Sanctions on Russia will result in significant problems for tourism

Due to imposed sanctions on Russia, global tourism can be negatively impacted, which could have a lasting effect.

By Globaldata Travel and Tourism

Many countries from the West have imposed economic sanctions on Russia, effectively stopping any form of travel to Western Europe and North America. As a result, global tourism faces yet another challenging year in 2022.

According to GlobalData’s Tourism Demands and Flows Database, Russia is Europe’s third-largest source market with a projected 25.5 million outbound trips taken in 2021. Although European governments widely understand that sanctions will inevitably damage the economy, few industries will suffer more than the tourism industry, which is already under considerable strain.

The full impact is yet to be felt

Russian tourists are typically highly seasonal, with many seeking sun, sea and sand holidays to escape the cool spring and summer climate, particularly in the North of Russia. This is reflected by a GlobalData Q4 2021 Global Consumer Survey, in which 61% of Russian respondents said they typically take a beach holiday. Prior to the pandemic, this demand resulted in a package holiday boom in Russia, creating a lucrative source market for global tourism.
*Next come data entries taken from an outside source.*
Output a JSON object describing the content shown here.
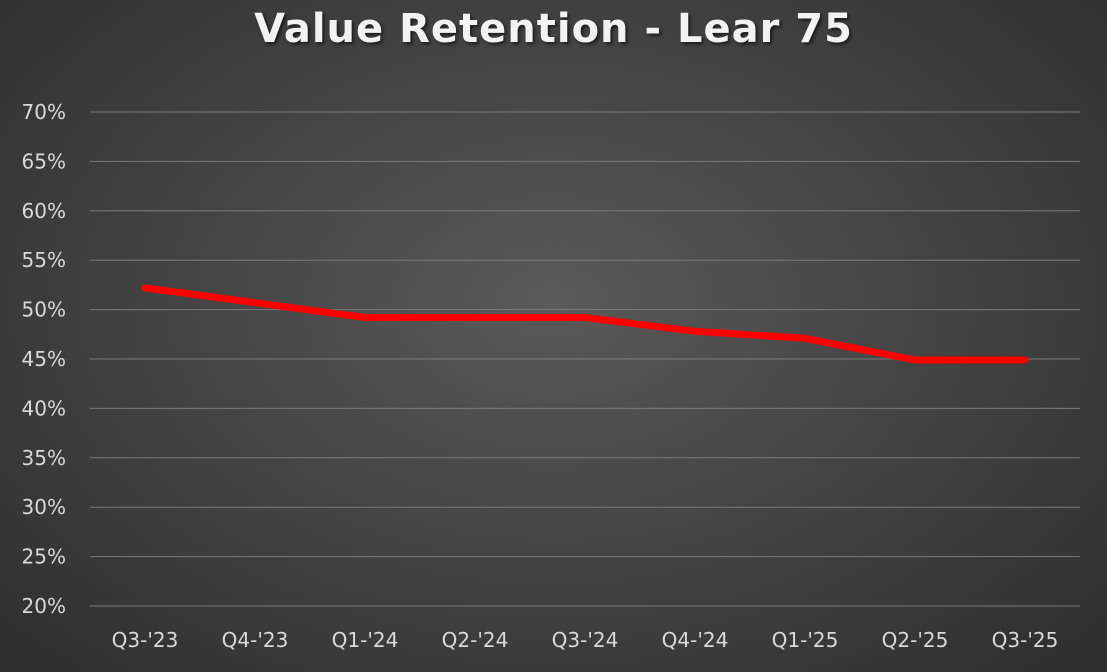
{
  "chart_data": {
    "type": "line",
    "title": "Value Retention - Lear 75",
    "xlabel": "",
    "ylabel": "",
    "categories": [
      "Q3-'23",
      "Q4-'23",
      "Q1-'24",
      "Q2-'24",
      "Q3-'24",
      "Q4-'24",
      "Q1-'25",
      "Q2-'25",
      "Q3-'25"
    ],
    "series": [
      {
        "values": [
          52.2,
          50.7,
          49.2,
          49.2,
          49.2,
          47.8,
          47.1,
          44.9,
          44.9
        ],
        "color": "#ff0000"
      }
    ],
    "ylim": [
      20,
      70
    ],
    "y_ticks": [
      20,
      25,
      30,
      35,
      40,
      45,
      50,
      55,
      60,
      65,
      70
    ],
    "y_tick_format": "percent",
    "grid": true,
    "legend": "none",
    "colors": {
      "line": "#ff0000",
      "grid": "#7a7a7a",
      "text": "#d9d9d9",
      "title": "#f2f2f2"
    }
  }
}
Initially, projections for Russian outbound tourism in 2022 were thought to be in the region of 38 million, its highest level since the pandemic. However, the actual number is likely to be a fraction of this, resulting in many tourism businesses scrapping their predictions for this year and preparing themselves for yet more turbulence. The full outbound travel recovery from COVID-19 was initially projected for 2024 in Russia. However, the chance of this happening is now slim due to the ongoing travel sanctions and political conflicts between Russia, Ukraine and Western Europe. As such, even the most financially robust Russian tour operators and airlines will have a fight on their hands in order to survive yet another difficult year for revenue.

Global tourism will be hit, but less so in the East

Package holiday destinations will feel the pinch. Russia is a significant source market for Turkey, Spain, Cyprus and Italy for such holidays. Meanwhile, countries such as Poland, Estonia, and Germany also stand to lose approximately two million tourists according to GlobalData projections for 2022. Countries in the East such as China, UAE and Thailand were also expected to receive several million tourists in 2022. Still, they are less likely to be as badly affected as they have not imposed any sanctions on Russia and at the present moment in time, don’t look likely to. However, tourist numbers are unlikely to be groundbreaking due to the inevitable economic recession about to hit Russia caused by numerous economic sanctions from the West.

The impact on tourism could last for many years

Geopolitical tensions tend to have a lasting effect on tourism. Perhaps the most famous European example from the last 40 years was the fall of tourism due to the war in the former Yugoslavia. Tourism in the early 90s was almost non-existent and took nearly 20 years to recover. While it is impossible to predict precisely how long it could take for tourism to recover from the Russia-Ukraine crisis, it seems unlikely that this will resolve anytime soon. As a result, the global tourism industry is set to feel the impacts of sanctions on Russia for several years to come.